Each of Audio Adrenaline’s albums has given fans around the world music to live by: songs for driving, sharing and, most importantly, songs for worship. With Live from Hawaii, the band gives devotees an album full of more than just music — it’s an album overflowing with the heart of Audio A’s ministry.

The CD/DVD combination is a must for any aficionado, featuring songs like “Mighty Good Leader,” “King” and crowd pleaser “Underdog.” Though there are no fresh tracks, viewers will appreciate a no-frills look at the humility and heart of the band. Set against the beauty of Waikiki at dusk, the DVD showcases Audio Adrenaline at its best and is far superior to the CD, which lacks the live energy.

Bolstered by an enthusiastic crowd, Audio A rollicks through a seamless set of songs like “Get Down,” “We’re a Band” (featuring T-Bone) and the quintessential hit “Big House.” They also succeed with the mission-minded “Hands and Feet,” in which the band urges believers to serve with “all their lives.” Some of the finest moments occur during the moving “Ocean Floor,” where guitarist Tyler Burkum’s vocals (Think Jason Wade of Lifehouse) contrast nicely with Mark Stuart’s fading signature grittiness. Well worth the price of the album, Stuart’s emotional farewell during “Goodbye” polishes off a fitting tribute to a deserving band.


MANIC DRIVE — Reset & Rewind (Whiplash Records)
File under: Rock/Metal/Alternative / Rating: 4 Stars

Following the band’s auspicious debut, Reason for Motion, Canada’s Manic Drive reunites with producer Brian Hardin for Reset & Rewind, an engaging sophomore effort that jackets dark but spiritual themes with a fast-and-loose blend of rock, funk, pop, classical, hiphop and R&B. From the opening kick of the fist-pumping anthem “NYC Gangsters” to the plaintive piano-and-strings that close “The Inventor,” Reset & Rewind marks a journey of passion, pain and loss in a fallen world — equal parts rock & roll manifesto, hardboiled drama, and desperate plea for God to rescue us from this world.

Songwriter Shawn Cavallo addresses difficult issues with sympathy, from the hopeful ache of “Blue” to the strain of loss in “Eleven Regrets” and “December Mourning.” The track “Obvious” confronts Christian posers, while “NYC Gangsters” and “The End” encourage believers to stand up for their beliefs.

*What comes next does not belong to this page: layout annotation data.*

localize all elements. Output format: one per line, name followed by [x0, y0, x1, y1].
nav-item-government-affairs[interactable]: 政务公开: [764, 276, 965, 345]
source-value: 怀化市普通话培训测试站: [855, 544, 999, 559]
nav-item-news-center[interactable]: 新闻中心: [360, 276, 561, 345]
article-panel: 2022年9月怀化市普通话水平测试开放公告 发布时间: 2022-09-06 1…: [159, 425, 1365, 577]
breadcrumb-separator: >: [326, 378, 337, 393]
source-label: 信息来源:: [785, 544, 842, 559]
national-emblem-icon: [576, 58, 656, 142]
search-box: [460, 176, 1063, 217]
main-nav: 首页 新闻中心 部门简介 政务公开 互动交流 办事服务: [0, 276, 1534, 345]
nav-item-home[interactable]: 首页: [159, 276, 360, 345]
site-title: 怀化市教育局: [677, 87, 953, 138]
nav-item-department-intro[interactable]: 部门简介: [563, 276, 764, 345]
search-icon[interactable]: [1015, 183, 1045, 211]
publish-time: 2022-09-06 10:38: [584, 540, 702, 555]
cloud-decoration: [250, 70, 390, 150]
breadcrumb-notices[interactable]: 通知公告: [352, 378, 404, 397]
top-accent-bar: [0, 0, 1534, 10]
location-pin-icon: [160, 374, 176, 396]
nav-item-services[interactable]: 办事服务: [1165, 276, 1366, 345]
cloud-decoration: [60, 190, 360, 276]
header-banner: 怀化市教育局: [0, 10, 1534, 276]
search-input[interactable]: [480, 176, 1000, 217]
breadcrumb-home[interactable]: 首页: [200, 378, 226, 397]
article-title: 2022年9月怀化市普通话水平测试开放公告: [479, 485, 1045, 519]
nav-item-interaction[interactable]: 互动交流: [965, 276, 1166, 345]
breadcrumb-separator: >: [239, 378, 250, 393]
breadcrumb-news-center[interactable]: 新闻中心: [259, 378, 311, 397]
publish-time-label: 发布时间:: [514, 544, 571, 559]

Musically, it’s a veritable musical smorgasbord, mixing dance grooves with metal guitar riffs (“Blue,” with guest vocals from Kevin Max), acoustic guitar with hip-hop flava (“Dancefloor,” with guest rapper M.O.C.), and industrial drive with pop choruses (“Obvious”). Throughout, the songs are infused with thick, urgent and sometimes surprising vocal harmonies.

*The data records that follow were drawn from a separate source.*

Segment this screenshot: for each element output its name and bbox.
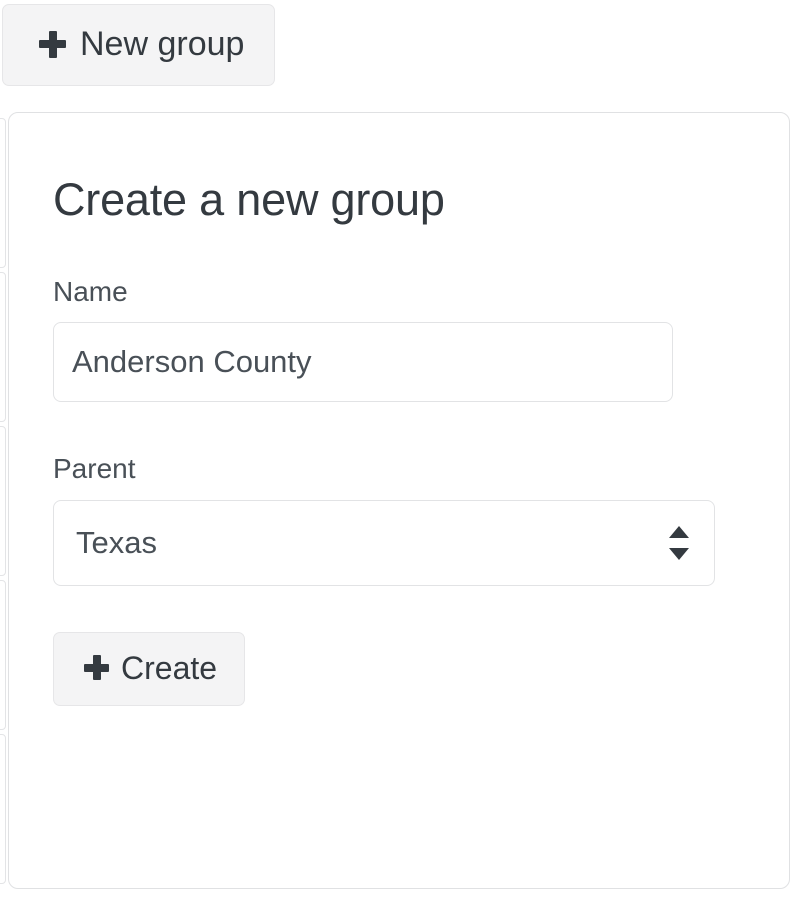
- create-group-panel: Create a new group Name Parent Texas Cre…: [8, 112, 790, 889]
- background-list: [0, 0, 8, 910]
- page-title: Create a new group: [53, 174, 445, 225]
- toolbar: New group: [2, 4, 276, 86]
- name-field-label: Name: [53, 275, 128, 307]
- background-list-item: [0, 272, 6, 422]
- create-button-row: Create: [53, 631, 789, 706]
- background-list-item: [0, 426, 6, 576]
- parent-select[interactable]: Texas: [53, 499, 715, 586]
- create-button[interactable]: Create: [53, 631, 246, 706]
- new-group-button[interactable]: New group: [2, 4, 276, 86]
- name-input[interactable]: [53, 322, 673, 403]
- parent-select-wrapper: Texas: [53, 499, 715, 586]
- background-list-item: [0, 580, 6, 730]
- plus-icon: [84, 655, 109, 681]
- parent-select-value: Texas: [76, 524, 157, 560]
- new-group-button-label: New group: [80, 25, 245, 63]
- background-list-item: [0, 734, 6, 884]
- parent-field-label: Parent: [53, 453, 136, 485]
- plus-icon: [39, 30, 66, 58]
- parent-field-group: Parent Texas: [53, 452, 789, 586]
- background-list-item: [0, 118, 6, 268]
- create-button-label: Create: [121, 649, 218, 686]
- create-group-panel-body: Create a new group Name Parent Texas Cre…: [9, 113, 789, 706]
- name-field-group: Name: [53, 275, 789, 403]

With its second disc, Manic Drive continues to push the boundaries of faith music. Reset & Rewind will quickly dismiss questions about any “sophomore slump.”

Review by: CHRIS WELL

DUSTIN KENSRUE — Please Come Home (Equal Vision)
File Under: Acoustic/Folk Rock/Alternative / Rating: 4 Stars

Taking something of an artistic vacation from his day job with post-hardcore quartet Thrice, Dustin Kensrue’s solo effort, Please Come Home, is a surprising bit of folk/alt-rock that has more in common with street-corner troubadours than any Thrice fan could ever expect. Combining acoustic blues, melodic country and classic folk, the artist easily conjures comparisons with a host of singer/songwriters past and present, from Bob Dylan to Ryan Adams.

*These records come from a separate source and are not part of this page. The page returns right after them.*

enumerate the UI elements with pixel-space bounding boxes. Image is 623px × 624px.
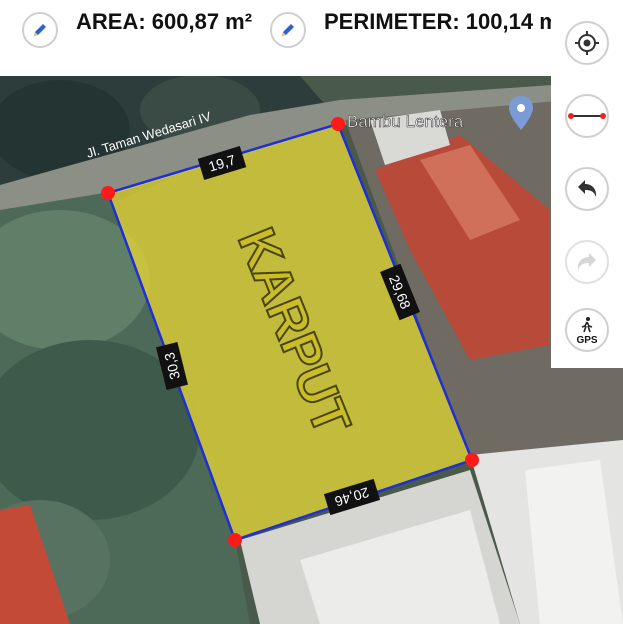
pencil-icon <box>34 24 46 36</box>
vertex-handle[interactable] <box>331 117 345 131</box>
undo-button[interactable] <box>565 167 609 211</box>
edit-perimeter-button[interactable] <box>270 12 306 48</box>
edit-area-button[interactable] <box>22 12 58 48</box>
ruler-line-icon <box>568 113 606 119</box>
pencil-icon <box>282 24 294 36</box>
vertex-handle[interactable] <box>101 186 115 200</box>
walking-person-icon <box>581 317 593 333</box>
right-toolbar: GPS <box>551 0 623 368</box>
area-label: AREA: 600,87 m² <box>76 9 253 34</box>
gps-button[interactable]: GPS <box>565 308 609 352</box>
vertex-handle[interactable] <box>228 533 242 547</box>
redo-button[interactable] <box>565 240 609 284</box>
redo-icon <box>577 253 596 270</box>
measurement-bar: AREA: 600,87 m² PERIMETER: 100,14 m <box>0 0 623 76</box>
vertex-handle[interactable] <box>465 453 479 467</box>
perimeter-label: PERIMETER: 100,14 m <box>324 9 559 34</box>
perimeter-measurement: PERIMETER: 100,14 m <box>270 8 564 48</box>
undo-icon <box>578 180 597 197</box>
satellite-map[interactable]: Jl. Taman Wedasari IV Bambu Lentera 19,7… <box>0 0 623 624</box>
poi-label[interactable]: Bambu Lentera <box>347 112 464 132</box>
area-measurement: AREA: 600,87 m² <box>22 8 276 48</box>
locate-button[interactable] <box>565 21 609 65</box>
crosshair-icon <box>575 31 599 55</box>
gps-label: GPS <box>576 335 598 346</box>
measure-line-button[interactable] <box>565 94 609 138</box>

Lyrically, Kensrue’s thoughtful ruminations range from the dark and philosophical to the introspective and tender, all the while holding onto faith, hope and love. The stories within these tracks are populated by real flesh-and-blood people, good and bad, lost and found. Co-produced by Kensrue with Thrice guitarist Teppei Teranishi, the stories are told in a musical style at times stripped down to a lone acoustic guitar, other times bathed in harmonica blasts or organ swirls.

The strength of Please Come Home is that, long after any perceived novelty value has worn off, Kensrue proves himself as authentic a singer/songwriter as any in the genre. The album is a solid statement that will have listeners coming back to Home again and again.